The lower dial (at the right here) shows the signs of the zodiac. In the outer ring of medalions are images showing what the people should be doing during each one—plowing, planting, harvesting, slaughtering, etc.

 

 

 

scratch art lion Nearby was this building decorated with white figures on a black background. It's 500 years old, dating from the Renaissance. Renata explained that a thin layer of black plaster was spread over the white wall, and an artist engraved the figures on the surface by scratching away the black to reveal the white underneath. She gave the process a name, which I didn't catch and haven't been able to find. In modern English this process is apparently just called "scratch art." We all did it with crayons in the first grade, and you can now buy specially prepared black "scratch boards" for the purpose.

Right next to the clock was this doorway over which are carved many whimsical figures but that Renata pointed out as featuring the symbol of the Czech nation—the lion with two tails.

She pointed out a nearby orange building that is now part of city hall and is where you buy tickets to take the elevator to the top of the tower, in case we wanted to come back later to do that. And overlooking us as we studied the clock was a set of upstairs windows (above a Swarovski shop) each painted with "NC State." Members of our group all saw them and talked themselves into the idea that they were some sort of Czech government thing—I forget what they decided the "NC" stood for—but I looked it up later, and yes, that building is the headquarters of the Prague program of North Carolina State University. As a native of Chapel Hill, I cannot add "Go, Wolfpack."

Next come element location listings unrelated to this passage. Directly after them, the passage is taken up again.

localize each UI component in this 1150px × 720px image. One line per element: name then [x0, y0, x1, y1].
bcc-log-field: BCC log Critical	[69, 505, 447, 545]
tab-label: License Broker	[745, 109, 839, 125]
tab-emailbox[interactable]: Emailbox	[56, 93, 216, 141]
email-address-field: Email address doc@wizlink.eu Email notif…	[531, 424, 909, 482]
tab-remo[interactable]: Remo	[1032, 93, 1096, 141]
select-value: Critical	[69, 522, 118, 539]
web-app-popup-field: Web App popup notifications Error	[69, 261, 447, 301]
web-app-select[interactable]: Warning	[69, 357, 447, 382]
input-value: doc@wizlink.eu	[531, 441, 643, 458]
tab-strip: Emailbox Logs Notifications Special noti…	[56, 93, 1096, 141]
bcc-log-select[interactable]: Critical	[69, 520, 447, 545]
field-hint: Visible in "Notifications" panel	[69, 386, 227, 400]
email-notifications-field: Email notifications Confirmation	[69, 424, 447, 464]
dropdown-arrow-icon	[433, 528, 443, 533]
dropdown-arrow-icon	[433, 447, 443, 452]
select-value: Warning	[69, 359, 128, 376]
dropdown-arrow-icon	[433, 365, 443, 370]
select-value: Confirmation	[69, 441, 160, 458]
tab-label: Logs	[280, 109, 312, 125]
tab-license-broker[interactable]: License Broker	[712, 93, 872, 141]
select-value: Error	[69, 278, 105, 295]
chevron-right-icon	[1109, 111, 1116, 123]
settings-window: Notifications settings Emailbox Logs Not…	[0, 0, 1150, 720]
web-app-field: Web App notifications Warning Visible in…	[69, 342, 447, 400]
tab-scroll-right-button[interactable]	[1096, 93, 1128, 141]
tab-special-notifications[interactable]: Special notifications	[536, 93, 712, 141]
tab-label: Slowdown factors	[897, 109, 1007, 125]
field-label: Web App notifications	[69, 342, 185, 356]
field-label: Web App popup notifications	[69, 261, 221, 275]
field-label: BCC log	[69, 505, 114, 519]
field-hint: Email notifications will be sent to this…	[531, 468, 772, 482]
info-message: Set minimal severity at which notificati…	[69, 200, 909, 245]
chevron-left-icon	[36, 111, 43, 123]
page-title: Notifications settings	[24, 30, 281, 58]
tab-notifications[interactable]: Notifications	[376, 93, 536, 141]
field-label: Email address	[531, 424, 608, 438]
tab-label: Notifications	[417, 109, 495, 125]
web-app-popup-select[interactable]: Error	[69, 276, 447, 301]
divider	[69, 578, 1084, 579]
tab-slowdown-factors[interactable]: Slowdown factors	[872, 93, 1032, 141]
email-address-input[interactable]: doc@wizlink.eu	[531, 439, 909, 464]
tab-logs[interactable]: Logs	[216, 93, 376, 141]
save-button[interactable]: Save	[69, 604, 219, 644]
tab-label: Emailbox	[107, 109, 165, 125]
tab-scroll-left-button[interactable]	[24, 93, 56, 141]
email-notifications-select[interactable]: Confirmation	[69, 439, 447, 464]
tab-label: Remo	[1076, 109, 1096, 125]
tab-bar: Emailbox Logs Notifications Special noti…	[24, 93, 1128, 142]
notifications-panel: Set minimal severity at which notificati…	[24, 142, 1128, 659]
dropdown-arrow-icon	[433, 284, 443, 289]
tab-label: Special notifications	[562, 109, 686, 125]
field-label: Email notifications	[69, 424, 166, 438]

facades well Many of the streets radiating from the square were lined with old buildings painted in many colors (left-hand photo), and we followed one of them a short distance to a secondary square, in the center of which stood a hundred-year-old well enclosed in an iron cage (right-hand photo).

I don't know the story of the elaborately painted house you can see behind the well except that it was done in the 19th century for the owner, V.J. Rott, whose name appears in big red letters on the front. Several houses in the square retain the symbols over their doors that served as street addresses before house numbers came in with Napoleon—the fleur de lis, gold crown, blue horse.

Next, we walked back to the river, by a different route. As we went, Renata supplied ever more info abouy the Czech Republic.